When most of Colorado’s payer mix is Medicare and Medicaid, we need assistance to serve our community.  We cannot continue to serve on a decreasing payment. Rural communities serve older, sicker and poor patients.  By 2018, rural Colorado communities for age 65 and older is projected to grow almost 10% from 16.4% to 24.4% and currently 40% of Coloradoans over the age of 80 live in rural Colorado.  We know that as you age you have more health issues including chronic disease the types of jobs tend to be more dangerous in rural vs. urban, and the median household income is 26.9% lower than urban.  Remember, CAHs and RHCs were established to help ensure access to care in rural communities.

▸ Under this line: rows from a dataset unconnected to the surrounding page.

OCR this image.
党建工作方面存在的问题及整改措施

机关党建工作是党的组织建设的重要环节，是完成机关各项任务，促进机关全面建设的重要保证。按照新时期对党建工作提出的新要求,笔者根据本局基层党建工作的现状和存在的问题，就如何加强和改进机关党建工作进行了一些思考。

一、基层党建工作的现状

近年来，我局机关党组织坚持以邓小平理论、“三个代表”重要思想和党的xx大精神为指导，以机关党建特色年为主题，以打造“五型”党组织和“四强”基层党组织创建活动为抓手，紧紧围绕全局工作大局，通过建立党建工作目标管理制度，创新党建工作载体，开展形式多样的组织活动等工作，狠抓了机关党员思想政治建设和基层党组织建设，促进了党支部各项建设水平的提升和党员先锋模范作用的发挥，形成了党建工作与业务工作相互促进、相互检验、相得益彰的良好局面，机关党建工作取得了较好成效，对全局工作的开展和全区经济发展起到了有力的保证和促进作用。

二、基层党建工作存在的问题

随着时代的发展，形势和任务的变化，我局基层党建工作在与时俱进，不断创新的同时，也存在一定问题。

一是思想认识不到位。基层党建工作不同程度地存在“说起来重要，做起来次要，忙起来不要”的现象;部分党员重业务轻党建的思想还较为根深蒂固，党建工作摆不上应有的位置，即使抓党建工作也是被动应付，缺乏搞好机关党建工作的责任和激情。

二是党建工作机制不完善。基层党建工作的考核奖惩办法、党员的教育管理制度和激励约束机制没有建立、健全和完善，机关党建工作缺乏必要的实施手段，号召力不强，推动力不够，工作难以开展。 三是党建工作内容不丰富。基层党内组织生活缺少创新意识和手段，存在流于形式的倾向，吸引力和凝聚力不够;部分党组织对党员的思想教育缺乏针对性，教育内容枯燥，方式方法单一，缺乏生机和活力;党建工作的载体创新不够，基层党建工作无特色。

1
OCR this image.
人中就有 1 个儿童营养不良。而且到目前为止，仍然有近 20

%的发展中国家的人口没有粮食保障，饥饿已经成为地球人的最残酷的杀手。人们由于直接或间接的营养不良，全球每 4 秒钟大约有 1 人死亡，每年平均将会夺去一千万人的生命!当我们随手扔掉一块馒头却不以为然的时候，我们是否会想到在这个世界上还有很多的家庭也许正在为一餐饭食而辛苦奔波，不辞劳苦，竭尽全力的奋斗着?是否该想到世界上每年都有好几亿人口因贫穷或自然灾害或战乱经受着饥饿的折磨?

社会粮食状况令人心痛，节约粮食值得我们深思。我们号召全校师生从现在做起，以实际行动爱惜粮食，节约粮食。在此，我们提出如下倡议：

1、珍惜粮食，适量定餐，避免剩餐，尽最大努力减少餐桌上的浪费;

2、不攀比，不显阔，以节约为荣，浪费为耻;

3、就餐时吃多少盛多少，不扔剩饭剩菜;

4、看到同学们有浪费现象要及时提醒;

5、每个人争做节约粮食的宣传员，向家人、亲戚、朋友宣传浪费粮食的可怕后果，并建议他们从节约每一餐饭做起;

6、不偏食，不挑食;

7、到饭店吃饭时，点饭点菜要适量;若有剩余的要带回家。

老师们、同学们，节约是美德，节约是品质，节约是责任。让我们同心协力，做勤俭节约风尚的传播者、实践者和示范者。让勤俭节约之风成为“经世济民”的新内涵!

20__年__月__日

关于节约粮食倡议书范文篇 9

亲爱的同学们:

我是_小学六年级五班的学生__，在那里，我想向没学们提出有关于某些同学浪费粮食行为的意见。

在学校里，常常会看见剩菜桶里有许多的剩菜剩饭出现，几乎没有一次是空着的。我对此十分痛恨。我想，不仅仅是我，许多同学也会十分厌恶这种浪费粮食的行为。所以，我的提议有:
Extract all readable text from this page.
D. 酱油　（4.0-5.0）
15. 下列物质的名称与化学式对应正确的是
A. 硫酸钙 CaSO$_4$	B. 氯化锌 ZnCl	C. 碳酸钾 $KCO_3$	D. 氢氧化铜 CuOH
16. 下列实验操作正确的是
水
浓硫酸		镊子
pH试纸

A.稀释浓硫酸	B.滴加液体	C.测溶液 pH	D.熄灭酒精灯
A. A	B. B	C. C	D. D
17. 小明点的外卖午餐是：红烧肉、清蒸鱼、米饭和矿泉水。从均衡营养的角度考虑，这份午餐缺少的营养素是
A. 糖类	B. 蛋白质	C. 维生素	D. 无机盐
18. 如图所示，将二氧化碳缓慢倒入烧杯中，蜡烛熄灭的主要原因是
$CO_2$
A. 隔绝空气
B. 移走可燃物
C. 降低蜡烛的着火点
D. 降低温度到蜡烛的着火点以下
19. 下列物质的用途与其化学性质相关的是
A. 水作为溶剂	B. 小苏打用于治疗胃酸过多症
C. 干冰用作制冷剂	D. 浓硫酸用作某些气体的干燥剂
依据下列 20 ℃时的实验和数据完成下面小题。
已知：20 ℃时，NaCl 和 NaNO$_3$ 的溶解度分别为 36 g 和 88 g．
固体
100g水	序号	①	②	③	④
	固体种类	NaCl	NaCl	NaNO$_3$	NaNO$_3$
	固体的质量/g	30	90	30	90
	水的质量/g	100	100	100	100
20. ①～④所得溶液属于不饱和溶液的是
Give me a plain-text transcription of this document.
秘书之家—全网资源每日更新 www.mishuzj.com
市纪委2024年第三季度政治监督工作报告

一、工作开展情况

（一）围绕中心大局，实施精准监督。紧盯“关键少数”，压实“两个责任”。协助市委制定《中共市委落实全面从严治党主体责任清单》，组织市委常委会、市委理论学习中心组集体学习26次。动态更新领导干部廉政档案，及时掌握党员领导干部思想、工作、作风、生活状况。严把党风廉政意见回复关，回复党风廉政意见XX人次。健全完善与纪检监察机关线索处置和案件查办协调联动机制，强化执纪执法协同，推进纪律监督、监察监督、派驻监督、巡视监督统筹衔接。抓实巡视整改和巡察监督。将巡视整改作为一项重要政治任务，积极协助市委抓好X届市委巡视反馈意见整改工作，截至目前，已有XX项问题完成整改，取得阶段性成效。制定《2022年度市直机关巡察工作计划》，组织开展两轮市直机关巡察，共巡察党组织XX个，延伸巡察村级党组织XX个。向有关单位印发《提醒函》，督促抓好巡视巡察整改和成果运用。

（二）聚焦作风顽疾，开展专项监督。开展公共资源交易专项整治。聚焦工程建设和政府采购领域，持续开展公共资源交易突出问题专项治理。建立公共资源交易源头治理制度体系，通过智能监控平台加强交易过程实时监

Now, more than ever, we need to work together to solve the issues that exist in order to be successful sustaining rural health.  CRHC is committed to sustaining rural healthcare and have several ways in which you can engage – Policy and Legislative Committee meetings, Improving Communications and Readmissions (iCARE) program, HIT Services (report writing, business analytics, data assessment, remote monitoring, policies and procedures, special project assistance, HIPAA Risk Analysis, Ongoing Meaningful Use Assistance, educational webinars), Workforce recruitment, RHC healthy clinic assessments and Healthcare Awareness for Rural Communities (HARC) population health data. Tell your story and make your voice heard and together we will sustain rural health.